FIG 1. FLUORESCENCE& PHOSPHORESCENCE
• Fluorescence Spectrometry is a fast, simple & inexpensive method to determine the concentration
of an analyte in solution based on its fluorescent properties.
• In Fluorescence Spectroscopy, a beam with a wavelength varying between 180 to 800 nm passes
through a solution in a cuvette. Then, measurement from an angle the light that is emitted by the
sample.
• In Fluorescence Spectrometry, there is a measurement of both an excitation spectrum (the light that
is absorbed by the sample) & an emission spectrum ( the light emitted by the sample) This is done
by means of the quantum yield, which is defined as the fraction of the incident radiation which is re-
emitted as fluorescence.
• The concentration of the analyte is directly proportional with the intensity of the emission.
• When recording an emission spectrum, the intensity is dependent on:
• Excitation of wavelength
• Concentration of the anylte solvent
• Path length of the cuvette
• Self-absorption of the sample
• Factors effecting Fluorescence Intensity:
• Conjugation
• Nature of substituent groups
• Rigidity of structure
• Effect of temperature
• Viscosity
• Oxygen
• Effect of pH
• Photochemical Decomposition
WORKING PRINCIPLES OF FLUORESCENCE:
• Only a relatively small number of compounds can fluorescence
• By adding a fluorescent label, some non-fluorescent compounds can be made
fluorescent.
• In general, molecules that show fluorescence have one or more aromatic
groups in its structure.
• A molecule can be excited from its electronic ground state
• In the electronic ground state, the molecule has the lowest possible electronic
energy.
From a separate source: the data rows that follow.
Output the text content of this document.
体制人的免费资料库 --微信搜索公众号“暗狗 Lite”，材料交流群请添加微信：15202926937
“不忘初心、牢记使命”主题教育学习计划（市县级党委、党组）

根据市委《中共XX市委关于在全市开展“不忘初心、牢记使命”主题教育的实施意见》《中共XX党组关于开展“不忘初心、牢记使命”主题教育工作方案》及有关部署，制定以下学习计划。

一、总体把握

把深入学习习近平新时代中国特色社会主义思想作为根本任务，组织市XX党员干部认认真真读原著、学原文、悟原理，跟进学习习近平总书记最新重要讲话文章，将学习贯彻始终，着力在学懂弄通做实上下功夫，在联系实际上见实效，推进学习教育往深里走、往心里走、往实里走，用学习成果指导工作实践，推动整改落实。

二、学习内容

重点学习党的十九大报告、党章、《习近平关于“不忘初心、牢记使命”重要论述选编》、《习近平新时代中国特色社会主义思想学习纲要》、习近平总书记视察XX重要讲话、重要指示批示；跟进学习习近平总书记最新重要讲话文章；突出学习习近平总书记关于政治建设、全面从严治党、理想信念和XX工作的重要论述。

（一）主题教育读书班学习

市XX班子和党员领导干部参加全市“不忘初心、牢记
Upon excitation (the absorption of a photon) one of the electrons goes
into a higher electronic state and the molecule is excited.
• The molecule will stay in its electronic excited state in the order of pico or
nanoseconds
• Then the electron will fall back to its ground state & will emit a photon of a
longer wavelength than the photon used for excitation.
• In this experiment, the fluorescence mission of Quinine Sulfate in aqueous
solution will be studied as a function of pH. Once there is an establishment of
necessary pH for maximum fluorescence intensity, a calibration curve will be
prepared using a series of standard solutions. The Quinine content of a
commercial preparation will then be determined.
INSTRUMENTATION:
• Source of light: There are four types,
1. Mercury Vapour Lamp: - Produce intense line spectrum above 350nm.High pressure lamps gives lines at 366,405,
436, 546,577,691,734nm.Low pressure lamps give additional radiation at 254nm.
2. Xenon Arc Lamp: - Spectrum is continuous over the range between over 250- 600nm, peak intensity about 470nm.
3. Tungsten Lamp: - Intensity of the lamp is low. If excitation is done in the visible region this lamp is used.
4. Tunable Dye Lasers: - Pulsed nitrogen laser as the primary source. Radiation in the range between 360 and 650 nm is
produced.
• Condensing Lens
• Filters & Monochromators:
In inexpensive filter fluorimeter two filters are presnt,
1. Primary filter-absorbs visible light & transmits uv light.
2. Secondary filter-absorbs uv radiations & transmits visible light.
In spectrofluorimeter two mpnochromators are presnt, which have Gratings.
1. Excitation monochromaters-isolates only the radiation which is absorbed by the molecule.
2. Emission monochromaters-isolates only the radiation emitted by the molecule.
• Sample cells & sample holder:
• Cylindrical or Polyhedral (Quadrangular) cells fabricated of silica or colour corrected fussed glass.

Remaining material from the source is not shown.